Berlin/Dresden - Bäckermeister Mario Dietrich aus dem sächsischen Colditz greift für seine Azubis tief in die Tasche. 1000 Euro "Begrüßungsgeld" zahlt er jedem, der die viermonatige Probezeit erfolgreich hinter sich bringt. Und dennoch sucht Dietrich noch sechs Auszubildende für seinen 90-Mitarbeiter-Betrieb: vier Verkäufer- und zwei Bäckerlehrlinge. In der Region gebe es einfach zu wenige junge Leute. Dresden, Chemnitz oder Leipzig seien zwar nicht weit, aber von dort wolle kaum einer aufs Land ziehen.

Wie Dietrich geht es derzeit vielen Unternehmern. Sie wollen ausbilden, finden aber keine Kandidaten. Die Bundesagentur für Arbeit meldete im Juli mehr als 146.000 freie Lehrstellen. Gleichzeitig sind rund 200.000 junge Menschen auf der Suche.

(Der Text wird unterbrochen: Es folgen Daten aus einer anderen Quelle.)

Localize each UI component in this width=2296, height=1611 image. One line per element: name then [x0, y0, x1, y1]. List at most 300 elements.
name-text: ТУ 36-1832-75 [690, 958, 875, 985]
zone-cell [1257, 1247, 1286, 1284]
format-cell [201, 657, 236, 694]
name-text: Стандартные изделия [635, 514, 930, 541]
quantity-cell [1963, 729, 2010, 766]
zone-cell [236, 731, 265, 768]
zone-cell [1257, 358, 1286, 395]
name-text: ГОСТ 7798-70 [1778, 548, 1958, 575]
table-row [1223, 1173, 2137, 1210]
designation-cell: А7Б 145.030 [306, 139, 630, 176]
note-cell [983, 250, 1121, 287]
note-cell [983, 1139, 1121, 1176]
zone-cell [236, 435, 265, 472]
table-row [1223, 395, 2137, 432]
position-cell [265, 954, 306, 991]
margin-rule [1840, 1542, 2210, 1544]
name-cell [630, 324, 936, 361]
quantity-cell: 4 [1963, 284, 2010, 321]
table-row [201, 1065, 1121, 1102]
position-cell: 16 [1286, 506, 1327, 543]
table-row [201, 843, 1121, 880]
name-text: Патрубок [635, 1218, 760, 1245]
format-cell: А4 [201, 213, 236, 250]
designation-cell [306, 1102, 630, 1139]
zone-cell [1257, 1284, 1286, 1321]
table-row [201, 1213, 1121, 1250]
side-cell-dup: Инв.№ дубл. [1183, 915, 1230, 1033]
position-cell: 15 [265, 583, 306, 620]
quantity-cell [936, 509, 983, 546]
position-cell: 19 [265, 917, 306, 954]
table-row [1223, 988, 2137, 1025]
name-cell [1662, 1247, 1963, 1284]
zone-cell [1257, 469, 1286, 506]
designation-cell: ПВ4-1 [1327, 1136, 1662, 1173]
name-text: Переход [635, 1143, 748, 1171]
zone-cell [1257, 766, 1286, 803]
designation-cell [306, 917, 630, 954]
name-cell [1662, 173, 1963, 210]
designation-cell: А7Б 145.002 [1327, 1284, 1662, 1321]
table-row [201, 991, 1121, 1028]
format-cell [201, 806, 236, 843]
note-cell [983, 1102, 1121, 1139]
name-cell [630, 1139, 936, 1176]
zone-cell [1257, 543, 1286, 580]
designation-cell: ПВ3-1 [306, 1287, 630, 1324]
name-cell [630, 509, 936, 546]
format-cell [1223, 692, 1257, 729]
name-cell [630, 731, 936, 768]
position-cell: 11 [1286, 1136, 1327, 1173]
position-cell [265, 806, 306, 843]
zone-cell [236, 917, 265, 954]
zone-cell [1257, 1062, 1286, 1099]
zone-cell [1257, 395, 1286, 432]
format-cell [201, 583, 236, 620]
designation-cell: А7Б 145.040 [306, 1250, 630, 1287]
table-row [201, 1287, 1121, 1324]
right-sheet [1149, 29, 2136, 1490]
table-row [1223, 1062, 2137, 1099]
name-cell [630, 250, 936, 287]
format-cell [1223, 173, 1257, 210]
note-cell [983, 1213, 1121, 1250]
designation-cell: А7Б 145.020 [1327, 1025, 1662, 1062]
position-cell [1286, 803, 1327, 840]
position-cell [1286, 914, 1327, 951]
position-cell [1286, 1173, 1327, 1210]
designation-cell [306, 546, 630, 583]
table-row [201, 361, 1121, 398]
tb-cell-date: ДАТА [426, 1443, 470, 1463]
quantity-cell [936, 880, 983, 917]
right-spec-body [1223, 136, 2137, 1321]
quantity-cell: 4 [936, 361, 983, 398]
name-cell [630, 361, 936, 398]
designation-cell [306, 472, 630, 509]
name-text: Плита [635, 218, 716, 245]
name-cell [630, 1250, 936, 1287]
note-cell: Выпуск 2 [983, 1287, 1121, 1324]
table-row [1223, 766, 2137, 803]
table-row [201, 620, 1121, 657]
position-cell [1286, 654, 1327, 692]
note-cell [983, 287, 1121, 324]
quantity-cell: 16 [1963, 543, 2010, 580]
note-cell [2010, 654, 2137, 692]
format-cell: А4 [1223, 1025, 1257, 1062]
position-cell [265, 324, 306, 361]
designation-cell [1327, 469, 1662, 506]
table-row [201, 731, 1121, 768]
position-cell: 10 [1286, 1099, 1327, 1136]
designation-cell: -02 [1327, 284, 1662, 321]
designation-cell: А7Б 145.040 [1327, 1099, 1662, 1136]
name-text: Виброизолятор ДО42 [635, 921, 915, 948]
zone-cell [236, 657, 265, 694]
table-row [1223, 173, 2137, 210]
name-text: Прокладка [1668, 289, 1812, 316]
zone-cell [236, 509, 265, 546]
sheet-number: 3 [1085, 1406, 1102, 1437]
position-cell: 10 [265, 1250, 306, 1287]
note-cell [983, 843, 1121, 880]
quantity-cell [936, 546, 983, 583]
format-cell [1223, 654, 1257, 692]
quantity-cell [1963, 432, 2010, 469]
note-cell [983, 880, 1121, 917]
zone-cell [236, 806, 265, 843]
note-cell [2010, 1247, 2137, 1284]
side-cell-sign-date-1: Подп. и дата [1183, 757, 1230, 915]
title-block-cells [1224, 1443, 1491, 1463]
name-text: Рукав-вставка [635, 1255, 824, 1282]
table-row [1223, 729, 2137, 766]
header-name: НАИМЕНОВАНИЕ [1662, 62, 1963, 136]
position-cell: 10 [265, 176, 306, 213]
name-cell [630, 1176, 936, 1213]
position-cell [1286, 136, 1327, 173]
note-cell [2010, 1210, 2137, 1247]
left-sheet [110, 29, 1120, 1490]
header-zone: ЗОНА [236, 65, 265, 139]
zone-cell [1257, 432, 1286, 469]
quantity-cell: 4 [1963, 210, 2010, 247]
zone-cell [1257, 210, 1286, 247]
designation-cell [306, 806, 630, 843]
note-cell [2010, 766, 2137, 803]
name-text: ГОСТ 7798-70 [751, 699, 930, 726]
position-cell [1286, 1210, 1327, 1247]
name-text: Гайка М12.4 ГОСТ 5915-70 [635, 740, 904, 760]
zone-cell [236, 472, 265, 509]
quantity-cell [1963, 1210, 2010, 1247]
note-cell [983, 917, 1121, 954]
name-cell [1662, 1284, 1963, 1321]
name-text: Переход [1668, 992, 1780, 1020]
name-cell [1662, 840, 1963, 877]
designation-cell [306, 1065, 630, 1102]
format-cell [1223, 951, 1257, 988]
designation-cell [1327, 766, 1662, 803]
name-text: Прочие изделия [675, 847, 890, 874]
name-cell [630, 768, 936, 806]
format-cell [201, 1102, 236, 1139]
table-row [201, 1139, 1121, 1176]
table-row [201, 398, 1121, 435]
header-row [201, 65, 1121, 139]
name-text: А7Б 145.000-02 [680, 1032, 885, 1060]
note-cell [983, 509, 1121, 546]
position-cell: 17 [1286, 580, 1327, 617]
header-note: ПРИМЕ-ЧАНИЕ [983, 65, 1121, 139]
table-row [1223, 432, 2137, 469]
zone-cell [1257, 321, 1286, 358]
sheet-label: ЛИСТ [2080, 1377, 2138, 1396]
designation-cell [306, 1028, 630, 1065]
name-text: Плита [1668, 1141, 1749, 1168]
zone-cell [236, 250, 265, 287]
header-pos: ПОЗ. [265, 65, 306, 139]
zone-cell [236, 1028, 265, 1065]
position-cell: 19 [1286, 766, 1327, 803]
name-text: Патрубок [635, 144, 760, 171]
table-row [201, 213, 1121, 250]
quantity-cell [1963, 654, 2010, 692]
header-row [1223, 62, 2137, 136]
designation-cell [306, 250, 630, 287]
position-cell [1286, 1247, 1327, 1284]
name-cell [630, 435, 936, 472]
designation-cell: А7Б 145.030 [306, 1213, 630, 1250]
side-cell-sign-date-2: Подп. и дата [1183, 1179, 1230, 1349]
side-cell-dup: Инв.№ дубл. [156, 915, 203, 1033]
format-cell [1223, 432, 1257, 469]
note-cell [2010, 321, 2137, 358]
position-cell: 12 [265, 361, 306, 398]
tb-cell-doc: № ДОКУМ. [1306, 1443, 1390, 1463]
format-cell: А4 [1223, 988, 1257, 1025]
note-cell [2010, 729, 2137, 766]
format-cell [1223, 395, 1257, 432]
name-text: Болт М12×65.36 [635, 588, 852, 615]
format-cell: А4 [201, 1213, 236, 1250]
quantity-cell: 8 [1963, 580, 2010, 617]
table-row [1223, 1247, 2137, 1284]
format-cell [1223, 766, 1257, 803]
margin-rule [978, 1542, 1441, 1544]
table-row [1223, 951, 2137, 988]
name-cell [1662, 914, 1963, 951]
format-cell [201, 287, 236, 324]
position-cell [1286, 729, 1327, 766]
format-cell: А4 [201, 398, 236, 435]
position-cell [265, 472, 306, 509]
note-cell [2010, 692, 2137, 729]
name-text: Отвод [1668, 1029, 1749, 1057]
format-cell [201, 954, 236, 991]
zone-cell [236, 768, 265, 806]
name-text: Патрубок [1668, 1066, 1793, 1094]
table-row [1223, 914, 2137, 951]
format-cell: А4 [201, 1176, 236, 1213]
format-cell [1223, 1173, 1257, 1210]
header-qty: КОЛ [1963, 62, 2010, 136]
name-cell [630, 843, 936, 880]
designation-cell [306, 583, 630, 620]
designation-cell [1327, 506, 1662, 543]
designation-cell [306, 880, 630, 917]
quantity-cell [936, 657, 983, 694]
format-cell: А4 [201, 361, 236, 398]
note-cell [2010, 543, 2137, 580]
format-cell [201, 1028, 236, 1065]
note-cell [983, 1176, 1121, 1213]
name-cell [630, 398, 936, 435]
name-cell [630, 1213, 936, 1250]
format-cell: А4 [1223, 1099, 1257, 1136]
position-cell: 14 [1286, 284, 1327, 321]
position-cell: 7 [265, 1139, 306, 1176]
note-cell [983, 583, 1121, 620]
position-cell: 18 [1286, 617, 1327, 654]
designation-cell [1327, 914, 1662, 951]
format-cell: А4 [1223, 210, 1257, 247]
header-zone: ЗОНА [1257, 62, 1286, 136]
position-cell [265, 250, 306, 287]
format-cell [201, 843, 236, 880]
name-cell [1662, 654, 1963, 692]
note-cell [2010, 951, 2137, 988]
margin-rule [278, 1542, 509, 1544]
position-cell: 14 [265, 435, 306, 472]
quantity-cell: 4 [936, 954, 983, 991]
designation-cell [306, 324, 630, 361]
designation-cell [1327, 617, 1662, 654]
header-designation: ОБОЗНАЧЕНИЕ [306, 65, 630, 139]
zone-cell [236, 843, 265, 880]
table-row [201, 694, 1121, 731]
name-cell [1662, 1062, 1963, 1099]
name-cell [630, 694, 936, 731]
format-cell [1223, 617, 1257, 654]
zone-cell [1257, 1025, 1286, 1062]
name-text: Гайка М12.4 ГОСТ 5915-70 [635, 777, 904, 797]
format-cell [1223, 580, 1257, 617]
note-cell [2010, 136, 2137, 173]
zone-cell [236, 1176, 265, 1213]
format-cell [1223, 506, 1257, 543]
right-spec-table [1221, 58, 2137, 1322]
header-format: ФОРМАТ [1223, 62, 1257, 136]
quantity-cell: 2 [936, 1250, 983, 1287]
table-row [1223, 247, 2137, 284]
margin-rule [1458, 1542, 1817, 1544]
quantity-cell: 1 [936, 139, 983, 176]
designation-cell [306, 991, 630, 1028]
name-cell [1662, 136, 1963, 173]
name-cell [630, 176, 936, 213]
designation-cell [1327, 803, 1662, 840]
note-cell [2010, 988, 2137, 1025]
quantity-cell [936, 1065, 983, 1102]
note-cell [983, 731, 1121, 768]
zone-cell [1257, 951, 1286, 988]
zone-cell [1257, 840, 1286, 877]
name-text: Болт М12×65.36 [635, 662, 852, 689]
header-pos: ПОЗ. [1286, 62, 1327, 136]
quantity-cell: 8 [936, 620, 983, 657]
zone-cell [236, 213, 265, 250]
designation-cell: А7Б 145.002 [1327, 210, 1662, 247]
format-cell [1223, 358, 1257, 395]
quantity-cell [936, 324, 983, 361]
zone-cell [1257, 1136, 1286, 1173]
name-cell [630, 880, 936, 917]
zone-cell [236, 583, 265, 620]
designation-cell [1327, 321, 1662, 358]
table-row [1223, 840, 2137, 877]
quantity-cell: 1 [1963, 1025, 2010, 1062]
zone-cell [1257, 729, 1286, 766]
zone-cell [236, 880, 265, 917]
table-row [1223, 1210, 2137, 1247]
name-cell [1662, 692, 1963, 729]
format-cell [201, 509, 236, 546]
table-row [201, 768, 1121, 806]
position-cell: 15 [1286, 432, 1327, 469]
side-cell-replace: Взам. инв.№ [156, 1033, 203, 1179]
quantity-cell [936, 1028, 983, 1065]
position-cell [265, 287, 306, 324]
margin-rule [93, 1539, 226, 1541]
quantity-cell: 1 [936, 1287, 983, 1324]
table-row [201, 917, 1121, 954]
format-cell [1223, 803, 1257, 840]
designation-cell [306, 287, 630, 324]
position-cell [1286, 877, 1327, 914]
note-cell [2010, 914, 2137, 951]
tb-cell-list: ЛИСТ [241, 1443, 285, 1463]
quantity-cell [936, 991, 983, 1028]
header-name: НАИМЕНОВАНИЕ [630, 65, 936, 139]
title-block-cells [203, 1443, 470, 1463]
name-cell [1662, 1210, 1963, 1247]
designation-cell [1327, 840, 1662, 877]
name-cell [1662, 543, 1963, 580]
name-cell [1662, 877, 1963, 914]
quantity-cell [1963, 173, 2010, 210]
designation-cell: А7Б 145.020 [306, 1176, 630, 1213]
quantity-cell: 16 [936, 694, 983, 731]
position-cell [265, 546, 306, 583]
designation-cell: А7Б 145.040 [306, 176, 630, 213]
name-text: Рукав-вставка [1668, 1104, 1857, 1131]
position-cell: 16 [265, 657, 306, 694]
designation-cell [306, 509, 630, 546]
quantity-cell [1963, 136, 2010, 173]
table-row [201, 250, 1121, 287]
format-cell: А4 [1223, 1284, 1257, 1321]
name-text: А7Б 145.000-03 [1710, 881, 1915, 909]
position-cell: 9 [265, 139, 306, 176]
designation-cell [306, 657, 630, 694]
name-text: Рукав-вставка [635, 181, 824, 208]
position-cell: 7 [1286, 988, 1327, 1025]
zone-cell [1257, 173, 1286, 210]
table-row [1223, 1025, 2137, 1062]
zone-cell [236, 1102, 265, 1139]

Die Industrie- und Handelskammern verbuchen in ihrer zentralen Lehrstellenbörse im Internet kurz vor Beginn des neuen Ausbildungsjahrs rund 10.000 freie Azubi-Plätze. Das liege zum einen daran, dass es weniger Jugendliche gebe - und damit weniger Bewerber, sagt Ausbildungsexperte Markus Kiss vom Deutschen Industrie- und Handelskammertag (DIHK). Vor allem in Ostdeutschland habe sich die Zahl der Schulabgänger in den vergangenen zehn Jahren auf rund 114.000 halbiert. Zudem gebe es einen anhaltenden Trend zum Studium. Und von den tatsächlichen Bewerbern erfülle eben ein Teil nicht die Anforderungen für die Berufsausbildung.

"Um leistungsstarke Azubis zu gewinnen, bieten viele Betriebe inzwischen Extras an", erklärt Kiss. Das könnten ein kleiner Dienstwagen sein, höhere Gehälter, Zuschüsse für Bus und Bahn oder ein Smartphone.

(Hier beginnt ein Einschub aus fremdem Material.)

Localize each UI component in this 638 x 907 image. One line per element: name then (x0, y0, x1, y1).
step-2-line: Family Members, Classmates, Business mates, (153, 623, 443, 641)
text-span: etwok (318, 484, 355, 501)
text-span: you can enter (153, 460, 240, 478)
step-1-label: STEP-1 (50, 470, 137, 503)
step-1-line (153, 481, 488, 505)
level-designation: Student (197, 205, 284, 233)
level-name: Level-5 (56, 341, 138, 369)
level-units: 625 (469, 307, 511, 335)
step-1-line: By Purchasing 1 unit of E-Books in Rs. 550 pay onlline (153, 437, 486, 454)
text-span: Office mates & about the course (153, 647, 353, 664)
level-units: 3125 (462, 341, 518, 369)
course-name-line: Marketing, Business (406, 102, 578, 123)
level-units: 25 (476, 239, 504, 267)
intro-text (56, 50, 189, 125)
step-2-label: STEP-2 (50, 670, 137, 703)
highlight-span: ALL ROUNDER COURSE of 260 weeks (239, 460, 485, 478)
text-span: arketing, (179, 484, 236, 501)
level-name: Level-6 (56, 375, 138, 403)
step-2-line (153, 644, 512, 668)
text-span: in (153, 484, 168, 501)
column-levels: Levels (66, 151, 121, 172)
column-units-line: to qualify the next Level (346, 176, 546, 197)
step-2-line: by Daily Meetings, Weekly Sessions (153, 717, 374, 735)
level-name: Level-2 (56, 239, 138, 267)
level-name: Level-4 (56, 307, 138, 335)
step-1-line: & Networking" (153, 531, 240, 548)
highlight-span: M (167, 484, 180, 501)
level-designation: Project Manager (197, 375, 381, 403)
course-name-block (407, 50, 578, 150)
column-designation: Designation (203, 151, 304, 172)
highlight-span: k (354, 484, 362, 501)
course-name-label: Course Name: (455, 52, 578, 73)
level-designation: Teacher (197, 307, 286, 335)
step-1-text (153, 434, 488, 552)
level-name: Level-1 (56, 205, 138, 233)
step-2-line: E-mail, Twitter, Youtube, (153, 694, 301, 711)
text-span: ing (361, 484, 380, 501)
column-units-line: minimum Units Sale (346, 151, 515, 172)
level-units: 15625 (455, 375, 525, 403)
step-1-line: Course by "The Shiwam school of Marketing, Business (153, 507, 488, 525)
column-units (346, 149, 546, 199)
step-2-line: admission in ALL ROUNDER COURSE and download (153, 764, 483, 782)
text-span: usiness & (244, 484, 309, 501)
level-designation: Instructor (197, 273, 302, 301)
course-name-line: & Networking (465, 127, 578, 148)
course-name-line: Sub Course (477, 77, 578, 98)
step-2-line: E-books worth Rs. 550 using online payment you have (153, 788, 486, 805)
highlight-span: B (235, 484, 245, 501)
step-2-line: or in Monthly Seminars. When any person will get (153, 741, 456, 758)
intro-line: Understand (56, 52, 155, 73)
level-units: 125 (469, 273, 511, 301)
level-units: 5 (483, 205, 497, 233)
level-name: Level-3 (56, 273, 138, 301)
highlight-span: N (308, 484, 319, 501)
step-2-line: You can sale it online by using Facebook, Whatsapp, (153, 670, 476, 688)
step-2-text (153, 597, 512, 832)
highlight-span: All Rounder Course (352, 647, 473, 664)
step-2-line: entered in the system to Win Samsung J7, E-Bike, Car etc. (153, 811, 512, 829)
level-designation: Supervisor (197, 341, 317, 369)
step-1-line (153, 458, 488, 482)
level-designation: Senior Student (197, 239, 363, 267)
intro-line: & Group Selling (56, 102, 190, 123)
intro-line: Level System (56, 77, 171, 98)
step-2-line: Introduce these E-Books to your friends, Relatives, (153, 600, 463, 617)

Vor allem im Handwerk sind materielle Lockmittel ein Thema. Die Handwerkskammer in Erfurt weiß von Betrieben, die ihren Azubis vierteljährlich Tankgutscheine zahlen, zudem Weiterbildungen oder Prämien für gute Noten. Der Handwerkskammer in Halle zufolge übernehmen Firmen oft das Bus- oder Bahnticket zur Berufsschule, Betriebe aus dem Lebensmittelbereich spendieren das Frühstück.

Nach einer Mitgliederbefragung der Handwerkskammer Schwerin locken 14 Prozent der Firmen mit erhöhtem Lehrlingsentgelt, acht Prozent mit Prämien oder Fahrtkostenzuschüssen.

Auch in Brandenburg lassen sich Unternehmen einiges einfallen: "Sie werben mit einer Übernahme nach dem Ausbildungsende oder Fortbildungsmöglichkeiten bis hin zum Meister, für den manche sogar die Finanzierung übernehmen", sagt die Pressesprecherin der Handwerkskammer Potsdam, Ute Maciejok.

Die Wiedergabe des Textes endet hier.